Mittlerweile aber hat die Stabilität des Ölpreises der nigerianischen Wirtschaft neues Leben eingehaucht, zumal sich parallel die Daten zum privaten Konsum verbessern. Dadurch wurde insbesondere der Bankensektor attraktiv: Im Jahr 2017 wurden Banken zu Bewertungen gehandelt, die nahegelegt haben, dass die meisten von ihnen pleitegehen würden – eine zu pessimistische Sichtweise, wie sich herausstellen sollte.

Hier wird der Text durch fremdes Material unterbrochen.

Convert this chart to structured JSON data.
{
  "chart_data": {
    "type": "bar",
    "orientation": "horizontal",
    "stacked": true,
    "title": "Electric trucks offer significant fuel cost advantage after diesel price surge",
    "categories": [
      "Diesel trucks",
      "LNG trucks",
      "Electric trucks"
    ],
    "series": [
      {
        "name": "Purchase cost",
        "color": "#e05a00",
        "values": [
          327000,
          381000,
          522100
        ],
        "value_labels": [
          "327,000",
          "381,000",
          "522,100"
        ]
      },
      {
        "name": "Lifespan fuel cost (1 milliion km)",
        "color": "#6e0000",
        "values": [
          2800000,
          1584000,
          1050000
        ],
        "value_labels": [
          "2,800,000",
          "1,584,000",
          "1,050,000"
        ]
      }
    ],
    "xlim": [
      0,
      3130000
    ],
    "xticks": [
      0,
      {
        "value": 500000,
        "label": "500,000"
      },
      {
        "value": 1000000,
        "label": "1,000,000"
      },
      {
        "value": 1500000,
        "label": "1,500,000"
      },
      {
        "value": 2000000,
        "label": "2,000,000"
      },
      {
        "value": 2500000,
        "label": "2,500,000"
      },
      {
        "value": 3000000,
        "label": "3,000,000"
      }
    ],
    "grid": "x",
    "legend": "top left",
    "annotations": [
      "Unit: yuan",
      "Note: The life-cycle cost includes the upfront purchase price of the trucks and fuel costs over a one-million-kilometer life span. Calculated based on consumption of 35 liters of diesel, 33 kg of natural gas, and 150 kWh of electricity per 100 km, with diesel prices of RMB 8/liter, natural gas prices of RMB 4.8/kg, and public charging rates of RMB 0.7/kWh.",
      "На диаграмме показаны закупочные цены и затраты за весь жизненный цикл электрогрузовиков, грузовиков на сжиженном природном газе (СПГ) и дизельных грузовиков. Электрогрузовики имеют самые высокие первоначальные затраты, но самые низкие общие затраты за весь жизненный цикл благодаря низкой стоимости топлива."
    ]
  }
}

Auch wenn das volkswirtschaftliche Umfeld heute deutlich besser aussieht, bleiben allerdings Anfälligkeiten bestehen. Das betrifft vor allem die Währung, die häufig noch weitab vom offiziellen Wechselkurs gehandelt wird. Und obwohl es durchaus möglich erscheint, ist doch noch unsicher, ob Präsident Muhammadu Buhari in seiner zweiten Amtszeit den nötigen Schwerpunkt auf wirtschaftlichen Fortschritt legen wird.

Bangladesch
Das Land erlebt einen monumentalen Wandel. Über das vergangene Jahrzehnt hat sich das BIP pro Kopf auf 1.500 US-Dollar fast verdoppelt; die ausländischen Direktinvestitionen haben sich verdreifacht, und die Exportquote liegt nicht weit unter 20%. Zudem stieg die Alphabetisierungsrate von 47% auf 73%, und nach einer Verdreifachung der Energieproduktion haben mittlerweile 90% der Bevölkerung Zugang zur Energieversorgung.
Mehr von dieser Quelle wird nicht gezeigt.